As in our example for passthrough, READ operation is not implemented since kernel should handle all of them directly on the backing file instead. But turns out kernel can still send READ requests to us after we reply OPEN request by opened_passthrough in some cases, namely on readahead(2).

Here is the C code to trigger that.

#define _GNU_SOURCE
#include <assert.h>
#include <fcntl.h>
#include <stdio.h>
#include <unistd.h>

int main() {
    int f = open("/path/to/fuse/mnt/passthrough", O_RDONLY | O_CLOEXEC);
    assert(f >= 0);
    readahead(f, 0, 4096);
}

Running the passthrough example FUSE with:
cargo build --example passthrough && sudo RUST_LOG=debug ./target/debug/examples/passthrough /path/to/fuse/mnt

Then compile and run the C code above.

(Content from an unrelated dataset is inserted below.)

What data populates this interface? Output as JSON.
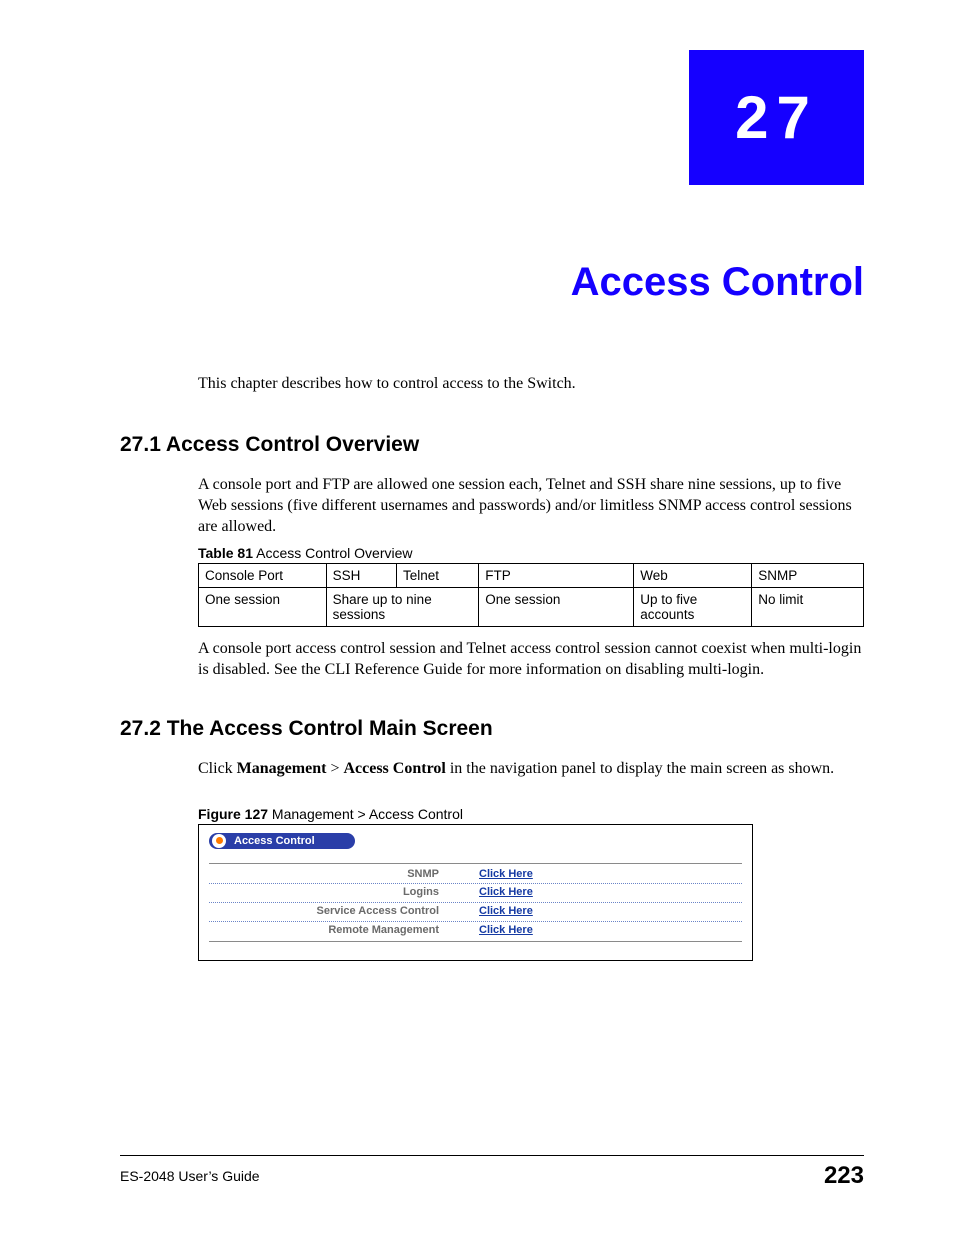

We'll get some logs from the FUSE daemon:

[2026-05-03T18:25:11Z DEBUG fuser::request] FUSE( 30) ino 0x0000000000000001 LOOKUP name "passthrough" thread=fuser-0
[2026-05-03T18:25:11Z DEBUG fuser::request] FUSE( 32) ino 0x0000000000000002 OPEN flags 0x8000 thread=fuser-0
MISS! new BackingId { channel: (Weak), backing_id: 4 }
  -> opened_passthrough(4, 0, BackingId { channel: (Weak), backing_id: 4 });

[2026-05-03T18:25:11Z DEBUG fuser::request] FUSE( 34) ino 0x0000000000000002 READ fh FileHandle(4), offset Ok(0), size 4096 thread=fuser-0
[2026-05-03T18:25:11Z WARN  fuser] [Not Implemented] read(ino: INodeNo(
        0x2,
    ), fh: 4, offset: 0, size: 4096, flags: OpenFlags(
        0x8000,
    ), lock_owner: None)
[2026-05-03T18:25:11Z DEBUG fuser::request] FUSE( 36) ino 0x0000000000000002 RELEASE fh FileHandle(4), flags 0x8000, flush false, lock owner None thread=fuser-0
Put fh 4
Put fh 4, was BackingId { channel: (Weak), backing_id: 4 }

If we want to correctly handle this, there should still be a fallback path for READ requests, and file descriptors are required to be kept open. This makes code much more complicated and results in readahead slowing down the performance, which seems wrong to me...
Or probably it is the kernel to be blamed in this case?